Department of Mineral and Petroleum Resources

Department overview
- Formed: 30 June 2024; 2 years ago
- Preceding agencies: Department of Mineral Resources; Department of Energy; Department of Mineral Resources and Energy;
- Jurisdiction: Government of South Africa
- Headquarters: 25°45′07″S 28°11′17″E﻿ / ﻿25.752°S 28.188°E;
- Annual budget: R27 billion (2021/2022)
- Minister responsible: Gwede Mantashe, Minister of Mineral and Petroleum Resources;
- Deputy Minister responsible: Phumzile Mgcina, Deputy Minister of Mineral and Petroleum Resources;
- Department executive: Jacob Mbele, Director General;
- Website: dmpr.gov.za

= Department of Mineral and Petroleum Resources =

South African national government department

The Department of Mineral and Petroleum Resources (DMPR) is a department of the South African government which is responsible for the mining industry of South Africa, exploitation of the country's mineral resources, and the South African petroleum industry.

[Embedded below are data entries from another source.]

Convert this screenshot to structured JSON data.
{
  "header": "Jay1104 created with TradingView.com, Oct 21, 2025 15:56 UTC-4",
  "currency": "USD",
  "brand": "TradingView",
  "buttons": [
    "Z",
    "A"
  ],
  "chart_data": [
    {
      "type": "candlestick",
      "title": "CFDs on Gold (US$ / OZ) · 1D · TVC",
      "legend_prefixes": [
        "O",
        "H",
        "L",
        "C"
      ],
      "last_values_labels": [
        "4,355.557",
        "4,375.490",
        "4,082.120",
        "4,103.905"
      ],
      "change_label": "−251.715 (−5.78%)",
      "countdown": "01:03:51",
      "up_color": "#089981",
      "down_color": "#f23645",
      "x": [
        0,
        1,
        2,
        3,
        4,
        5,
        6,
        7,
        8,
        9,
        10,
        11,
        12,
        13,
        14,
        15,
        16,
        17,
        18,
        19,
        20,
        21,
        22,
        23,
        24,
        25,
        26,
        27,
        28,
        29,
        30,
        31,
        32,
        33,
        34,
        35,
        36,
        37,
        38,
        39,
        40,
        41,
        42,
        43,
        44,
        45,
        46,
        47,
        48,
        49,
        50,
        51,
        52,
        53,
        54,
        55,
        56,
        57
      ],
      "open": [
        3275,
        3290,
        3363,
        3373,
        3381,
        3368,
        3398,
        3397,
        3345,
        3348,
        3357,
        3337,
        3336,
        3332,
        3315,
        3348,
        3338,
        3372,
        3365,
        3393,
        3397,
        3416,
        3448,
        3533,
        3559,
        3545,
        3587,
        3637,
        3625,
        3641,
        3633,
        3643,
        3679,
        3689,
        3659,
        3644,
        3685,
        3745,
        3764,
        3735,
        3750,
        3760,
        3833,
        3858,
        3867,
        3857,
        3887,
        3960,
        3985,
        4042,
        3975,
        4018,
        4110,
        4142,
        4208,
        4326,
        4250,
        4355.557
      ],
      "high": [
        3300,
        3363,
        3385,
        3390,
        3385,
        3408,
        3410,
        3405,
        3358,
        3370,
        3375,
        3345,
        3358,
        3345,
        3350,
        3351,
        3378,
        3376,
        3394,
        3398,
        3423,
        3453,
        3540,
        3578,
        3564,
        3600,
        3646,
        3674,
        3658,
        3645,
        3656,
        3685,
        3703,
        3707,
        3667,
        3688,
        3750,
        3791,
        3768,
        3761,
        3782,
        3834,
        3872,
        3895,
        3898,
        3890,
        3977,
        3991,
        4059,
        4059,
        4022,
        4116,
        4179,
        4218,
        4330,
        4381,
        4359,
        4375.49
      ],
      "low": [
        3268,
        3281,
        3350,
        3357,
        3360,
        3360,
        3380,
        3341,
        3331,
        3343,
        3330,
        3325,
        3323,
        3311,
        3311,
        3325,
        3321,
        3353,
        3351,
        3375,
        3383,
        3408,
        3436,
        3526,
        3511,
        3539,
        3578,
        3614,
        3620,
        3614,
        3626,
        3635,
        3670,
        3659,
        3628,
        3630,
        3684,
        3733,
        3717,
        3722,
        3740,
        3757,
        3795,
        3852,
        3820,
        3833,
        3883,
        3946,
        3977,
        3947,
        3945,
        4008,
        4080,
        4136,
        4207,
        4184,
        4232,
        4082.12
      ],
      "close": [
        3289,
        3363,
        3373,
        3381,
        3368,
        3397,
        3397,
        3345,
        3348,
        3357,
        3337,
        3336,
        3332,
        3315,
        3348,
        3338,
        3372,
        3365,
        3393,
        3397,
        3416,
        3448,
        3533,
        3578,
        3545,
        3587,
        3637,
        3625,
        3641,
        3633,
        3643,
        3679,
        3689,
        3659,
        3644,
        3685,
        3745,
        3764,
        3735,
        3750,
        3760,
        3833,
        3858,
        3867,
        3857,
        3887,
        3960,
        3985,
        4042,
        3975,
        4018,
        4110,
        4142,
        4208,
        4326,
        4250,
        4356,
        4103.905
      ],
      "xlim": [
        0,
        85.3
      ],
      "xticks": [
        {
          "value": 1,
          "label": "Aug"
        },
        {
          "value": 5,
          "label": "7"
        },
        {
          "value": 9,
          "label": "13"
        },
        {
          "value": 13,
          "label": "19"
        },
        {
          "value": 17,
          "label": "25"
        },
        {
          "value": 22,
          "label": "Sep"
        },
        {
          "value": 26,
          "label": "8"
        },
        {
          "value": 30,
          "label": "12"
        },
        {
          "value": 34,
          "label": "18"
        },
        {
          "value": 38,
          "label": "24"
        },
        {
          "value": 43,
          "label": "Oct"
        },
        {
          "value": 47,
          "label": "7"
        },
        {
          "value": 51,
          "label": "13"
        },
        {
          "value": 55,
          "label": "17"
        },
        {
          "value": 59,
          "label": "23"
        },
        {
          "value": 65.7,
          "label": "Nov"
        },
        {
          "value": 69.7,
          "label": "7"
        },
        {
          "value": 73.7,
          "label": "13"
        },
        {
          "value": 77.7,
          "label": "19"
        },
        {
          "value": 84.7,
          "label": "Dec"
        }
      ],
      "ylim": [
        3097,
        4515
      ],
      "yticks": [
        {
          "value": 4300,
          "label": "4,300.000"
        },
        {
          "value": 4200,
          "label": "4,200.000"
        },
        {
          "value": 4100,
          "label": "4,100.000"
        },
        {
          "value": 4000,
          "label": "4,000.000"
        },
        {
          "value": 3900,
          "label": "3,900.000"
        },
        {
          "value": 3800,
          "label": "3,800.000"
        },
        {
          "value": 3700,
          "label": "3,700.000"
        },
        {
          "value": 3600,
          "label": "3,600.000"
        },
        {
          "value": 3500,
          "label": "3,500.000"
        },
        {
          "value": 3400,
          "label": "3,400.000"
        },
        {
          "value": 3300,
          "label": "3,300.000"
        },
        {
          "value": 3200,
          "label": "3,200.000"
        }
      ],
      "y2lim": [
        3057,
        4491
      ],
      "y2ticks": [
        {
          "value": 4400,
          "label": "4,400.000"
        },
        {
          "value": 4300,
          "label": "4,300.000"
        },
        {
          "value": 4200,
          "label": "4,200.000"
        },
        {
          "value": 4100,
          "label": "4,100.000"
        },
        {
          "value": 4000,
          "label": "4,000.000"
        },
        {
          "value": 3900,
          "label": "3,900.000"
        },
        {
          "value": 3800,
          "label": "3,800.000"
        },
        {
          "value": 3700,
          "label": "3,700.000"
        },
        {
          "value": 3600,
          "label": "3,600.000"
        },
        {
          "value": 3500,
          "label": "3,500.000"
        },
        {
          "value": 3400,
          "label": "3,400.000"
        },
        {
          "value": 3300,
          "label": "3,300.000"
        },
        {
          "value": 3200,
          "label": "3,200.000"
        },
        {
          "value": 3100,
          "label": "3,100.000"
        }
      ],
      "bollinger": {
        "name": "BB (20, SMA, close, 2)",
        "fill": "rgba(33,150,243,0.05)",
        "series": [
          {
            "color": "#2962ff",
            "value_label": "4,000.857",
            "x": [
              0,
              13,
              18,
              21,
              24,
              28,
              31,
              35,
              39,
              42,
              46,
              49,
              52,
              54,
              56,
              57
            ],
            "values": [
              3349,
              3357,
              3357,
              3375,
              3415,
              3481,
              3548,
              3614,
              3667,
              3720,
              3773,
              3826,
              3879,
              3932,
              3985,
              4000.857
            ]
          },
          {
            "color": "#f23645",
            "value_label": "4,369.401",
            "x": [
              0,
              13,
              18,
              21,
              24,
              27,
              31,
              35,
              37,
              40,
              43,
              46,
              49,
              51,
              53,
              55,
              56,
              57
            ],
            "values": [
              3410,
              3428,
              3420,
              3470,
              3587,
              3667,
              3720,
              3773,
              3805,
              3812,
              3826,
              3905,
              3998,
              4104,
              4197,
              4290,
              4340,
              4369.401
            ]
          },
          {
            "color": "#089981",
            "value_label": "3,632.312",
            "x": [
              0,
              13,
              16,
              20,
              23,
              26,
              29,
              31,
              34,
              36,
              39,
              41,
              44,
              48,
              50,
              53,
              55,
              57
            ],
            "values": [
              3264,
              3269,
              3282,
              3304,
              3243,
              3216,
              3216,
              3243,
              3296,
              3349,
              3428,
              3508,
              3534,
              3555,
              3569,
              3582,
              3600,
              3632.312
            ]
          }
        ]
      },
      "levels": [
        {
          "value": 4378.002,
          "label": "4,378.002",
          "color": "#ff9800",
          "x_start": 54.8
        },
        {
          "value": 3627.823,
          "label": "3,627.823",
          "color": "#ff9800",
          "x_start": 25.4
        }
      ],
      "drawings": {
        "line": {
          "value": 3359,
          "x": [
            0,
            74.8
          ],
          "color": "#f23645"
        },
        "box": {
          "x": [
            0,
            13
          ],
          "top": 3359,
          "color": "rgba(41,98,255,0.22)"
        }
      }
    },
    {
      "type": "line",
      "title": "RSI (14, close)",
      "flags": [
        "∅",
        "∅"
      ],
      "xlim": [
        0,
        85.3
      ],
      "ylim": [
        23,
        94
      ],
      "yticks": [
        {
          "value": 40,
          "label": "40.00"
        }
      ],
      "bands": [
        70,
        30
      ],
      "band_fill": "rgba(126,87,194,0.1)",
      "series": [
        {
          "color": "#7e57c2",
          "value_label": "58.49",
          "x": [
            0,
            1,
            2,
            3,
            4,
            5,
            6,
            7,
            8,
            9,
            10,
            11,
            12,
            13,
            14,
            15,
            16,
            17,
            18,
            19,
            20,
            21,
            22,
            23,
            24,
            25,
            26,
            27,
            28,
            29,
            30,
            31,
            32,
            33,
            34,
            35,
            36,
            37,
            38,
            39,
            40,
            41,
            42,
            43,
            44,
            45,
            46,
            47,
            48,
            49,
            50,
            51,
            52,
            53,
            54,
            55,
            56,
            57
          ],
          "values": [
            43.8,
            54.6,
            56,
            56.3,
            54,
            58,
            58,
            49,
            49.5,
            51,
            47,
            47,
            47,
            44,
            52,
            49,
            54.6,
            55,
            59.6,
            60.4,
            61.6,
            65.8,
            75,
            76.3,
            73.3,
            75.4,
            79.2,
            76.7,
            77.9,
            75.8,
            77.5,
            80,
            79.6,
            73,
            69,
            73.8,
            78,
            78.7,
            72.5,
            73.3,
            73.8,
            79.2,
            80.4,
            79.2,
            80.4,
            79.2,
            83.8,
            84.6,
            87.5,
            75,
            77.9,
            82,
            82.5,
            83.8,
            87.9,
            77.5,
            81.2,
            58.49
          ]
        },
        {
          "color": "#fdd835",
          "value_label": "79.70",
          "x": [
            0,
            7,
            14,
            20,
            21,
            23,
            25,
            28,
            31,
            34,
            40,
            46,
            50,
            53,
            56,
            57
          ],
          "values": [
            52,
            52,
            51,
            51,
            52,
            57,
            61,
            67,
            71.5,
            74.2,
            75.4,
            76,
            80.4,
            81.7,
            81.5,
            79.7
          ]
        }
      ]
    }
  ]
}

The department is led by the Minister of Mineral and Petroleum Resources, who is assisted by a deputy minister. As of August 2020 the minister is ANC member Gwede Mantashe.

== History ==

The department has undergone numerous changes over the years. It had a different portfolio grouping, and was known as the Department of Minerals and Energy, until July 2009. That month, it was divided by then-President Jacob Zuma into the Department of Mineral Resources and the Department of Energy.

In June 2019 President Cyril Ramaphosa announced that the two departments were to be reunited under the current name.

In 2024, as part of the Third cabinet of Cyril Ramaphosa, the President detached the energy portfolio from the department, forming a new Department of Electricity and Energy. The DMRE was renamed the Department of Mineral and Petroleum Resources (DMPR).